I thought she would listen to her college-educated, Summa Cum Laude, 5th in her graduating class daughter. I had somehow forgotten that when it comes to advice, my mother tends to come begging but almost always snatches her palm away when I open my purse of hard-knock logic.“No, you don’t understand. I have a sickness. It’s controlled with chemics.”
Chemics are chemicals. No matter how many times I have corrected her on this point, it never sticks.“Mom, all I’m saying is sometimes you’re supposed to be depressed. We all are. Maybe you should talk to someone instead of just popping pills. Maybe that could help you modify behaviors.” I gritted my teeth and counted the seconds before I’d hang up. I gave her exactly ten more seconds in which to elaborate on how sick she really felt.
“I don’t need to talk to a therapist,” she explained a little too confidently for someone on the verge of a breakdown. “They can’t help with the chemics! Don’t you understand?”
Like many a grieved daughter, I rolled my eyes. I knew what was coming. What she didn’t see miles away in her suburban vinyl-sided Connecticut Colonial. My face before the mirror, picking, tugging, scratching away, like I’m fourteen again, completely convinced that I will look like Cindy Crawford someday. I mean, sure, my hair was already brown. But when will the rest catch up?
“I’ll talk to you later. Hope you feel better.” I forced the words out. I was not feeling very charitable and recognized this more as the defect of a flawed daughter, not as the sensible reaction of a stressed one.
“Call me later. I need to talk to you more.” Then the kicker. “That will help with my sickness.”
I reluctantly promised to call later. I told myself that I wouldn’t, but I always do. I imagined myself later that night, pulling away from the mirror, picking up the phone, dreading the onslaught of words like “illness” and “depression.”
In the bathroom I feel completely in my element. I breathe in slowly, prepping myself for the coming ritual. I turn my head to the side and finally stare up my nostrils. I feel the jut of my chin and practice smiling, first with teeth showing, then close-lipped. I even smile to the side, a sly Elvis-grin. I look grim instead of alluring, though. I pretend to be someone else, seeing myself for the first time. I try to gather the image of this stranger in the mirror as I would a real stranger or a new face in a magazine. I hang my head and start the process all over again. In short, I begin a whole new cycle of obsession.

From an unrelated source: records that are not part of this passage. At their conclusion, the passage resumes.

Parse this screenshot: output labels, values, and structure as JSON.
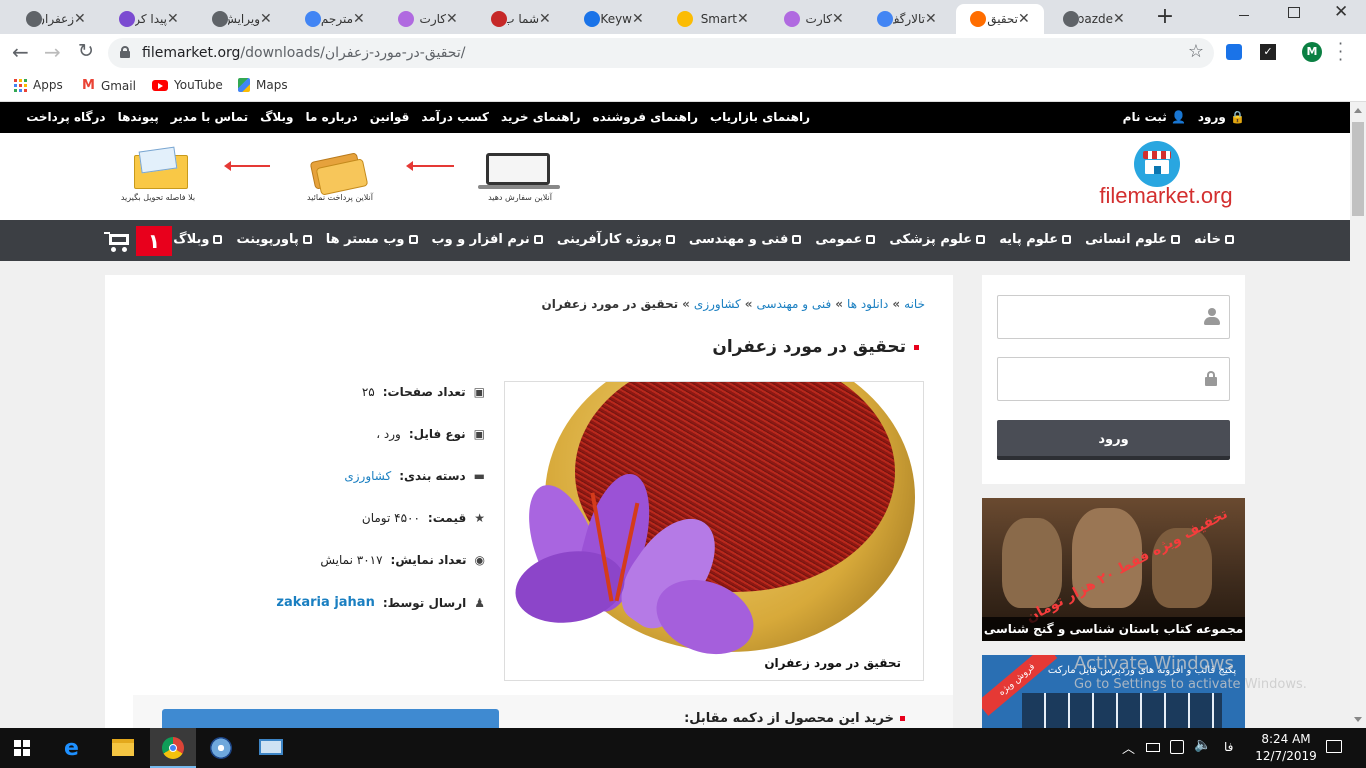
{
  "browser": {
    "tabs": [
      {
        "title": "زعفران",
        "icon": "globe-icon",
        "color": "#5f6368"
      },
      {
        "title": "پیدا کر",
        "icon": "purple-circle-icon",
        "color": "#7b4bd1"
      },
      {
        "title": "ویرایش",
        "icon": "globe-icon",
        "color": "#5f6368"
      },
      {
        "title": "مترجم",
        "icon": "translate-icon",
        "color": "#4285f4"
      },
      {
        "title": "کارت",
        "icon": "purple-circle-icon",
        "color": "#b06ae0"
      },
      {
        "title": "شما ب",
        "icon": "x-icon",
        "color": "#c62828"
      },
      {
        "title": "Keyw",
        "icon": "keyword-icon",
        "color": "#1a73e8"
      },
      {
        "title": "Smart",
        "icon": "ads-icon",
        "color": "#fbbc04"
      },
      {
        "title": "کارت",
        "icon": "purple-circle-icon",
        "color": "#b06ae0"
      },
      {
        "title": "تالارگف",
        "icon": "google-icon",
        "color": "#4285f4"
      },
      {
        "title": "تحقیق",
        "icon": "f-icon",
        "color": "#ff6d00",
        "active": true
      },
      {
        "title": "bazde",
        "icon": "globe-icon",
        "color": "#5f6368"
      }
    ],
    "new_tab": "+",
    "url_host": "filemarket.org",
    "url_path": "/downloads/تحقیق-در-مورد-زعفران/",
    "bookmarks": [
      {
        "label": "Apps"
      },
      {
        "label": "Gmail"
      },
      {
        "label": "YouTube"
      },
      {
        "label": "Maps"
      }
    ],
    "profile_initial": "M"
  },
  "site": {
    "top_links": [
      "راهنمای بازاریاب",
      "راهنمای فروشنده",
      "راهنمای خرید",
      "کسب درآمد",
      "قوانین",
      "درباره ما",
      "وبلاگ",
      "تماس با مدیر",
      "پیوندها",
      "درگاه پرداخت"
    ],
    "auth": {
      "login": "ورود",
      "register": "ثبت نام"
    },
    "logo_text": "filemarket.org",
    "steps": [
      {
        "caption": "آنلاین سفارش دهید"
      },
      {
        "caption": "آنلاین پرداخت نمائید"
      },
      {
        "caption": "بلا فاصله تحویل بگیرید"
      }
    ],
    "main_nav": [
      "خانه",
      "علوم انسانی",
      "علوم پایه",
      "علوم پزشکی",
      "عمومی",
      "فنی و مهندسی",
      "پروژه کارآفرینی",
      "نرم افزار و وب",
      "وب مستر ها",
      "پاورپوینت",
      "وبلاگ"
    ],
    "cart_count": "۱"
  },
  "product": {
    "breadcrumb": [
      "خانه",
      "دانلود ها",
      "فنی و مهندسی",
      "کشاورزی",
      "تحقیق در مورد زعفران"
    ],
    "title": "تحقیق در مورد زعفران",
    "image_caption": "تحقیق در مورد زعفران",
    "specs": [
      {
        "label": "تعداد صفحات:",
        "value": "۲۵",
        "icon": "cube-icon"
      },
      {
        "label": "نوع فایل:",
        "value": "ورد ،",
        "icon": "cube-icon"
      },
      {
        "label": "دسته بندی:",
        "value": "کشاورزی",
        "icon": "folder-icon",
        "link": true
      },
      {
        "label": "قیمت:",
        "value": "۴۵۰۰ تومان",
        "icon": "star-icon"
      },
      {
        "label": "تعداد نمایش:",
        "value": "۳۰۱۷ نمایش",
        "icon": "eye-icon"
      },
      {
        "label": "ارسال توسط:",
        "value": "zakaria jahan",
        "icon": "user-icon",
        "link": true
      }
    ],
    "buy_heading": "خرید این محصول از دکمه مقابل:"
  },
  "sidebar": {
    "login_button": "ورود",
    "banner1_caption": "مجموعه کتاب باستان شناسی و گنج شناسی",
    "banner1_overlay": "تخفیف ویژه فقط ۲۰ هزار تومان",
    "banner2_text": "پکیج قالب و افزونه های وردپرس فایل مارکت",
    "banner2_badge": "فروش ویژه"
  },
  "os": {
    "watermark_title": "Activate Windows",
    "watermark_sub": "Go to Settings to activate Windows.",
    "time": "8:24 AM",
    "date": "12/7/2019",
    "lang": "فا"
  }
}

I didn’t stumble upon the pattern between my reaction to Mom’s emotional life and my own neuroses about my appearance until about a month ago. Actually, I didn’t even notice it. My husband did. He tightened his lips into charming worms and stared fixedly. I had just asked him for the five-thousand-and-seventy-fourth time if he thought I looked any different.

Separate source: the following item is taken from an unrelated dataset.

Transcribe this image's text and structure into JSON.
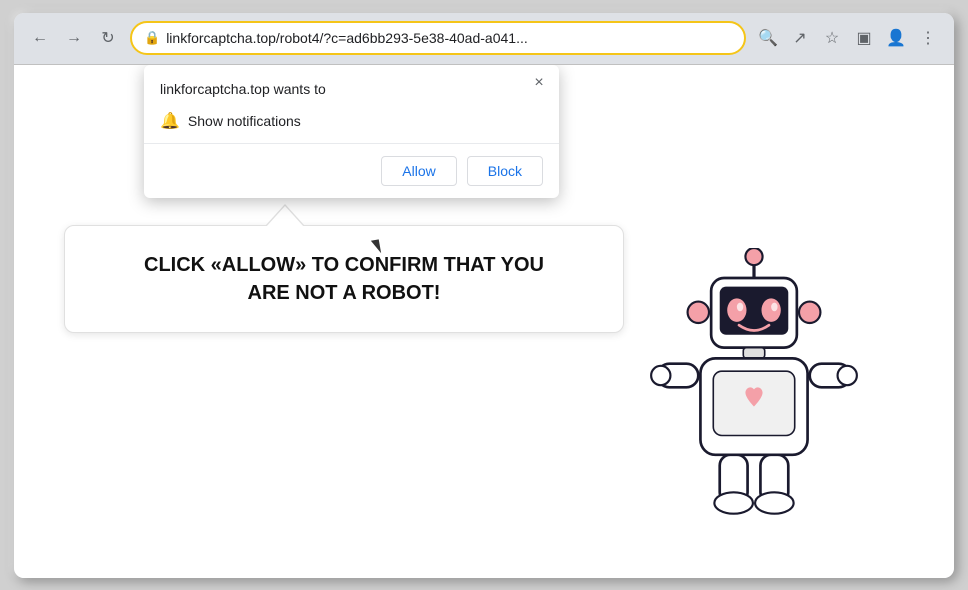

“Like how?” he asked tightly. He was used to this needy, stereotypically womanish behavior and was sick of it. I knew he was sick of it because of the fed-up flash in his eye. Also, because he told me this in not so many words.
“Fuck you,” he said gracefully one evening after I’d nearly burst into tears about my hideousness. “Just fuck you. I can’t take this anymore.”
Not that I blame him. “But if you’re sick of it, try to get into my head,” I, again girlishly, whined. “Don’t you feel sorry for me?” I never got an answer. He was too annoyed to speak.
“Like how?” he repeated now. His scowl took on a mean, sarcastic swagger. “Like different from yesterday? Do you realize that if we get a divorce it will be because of your mother?”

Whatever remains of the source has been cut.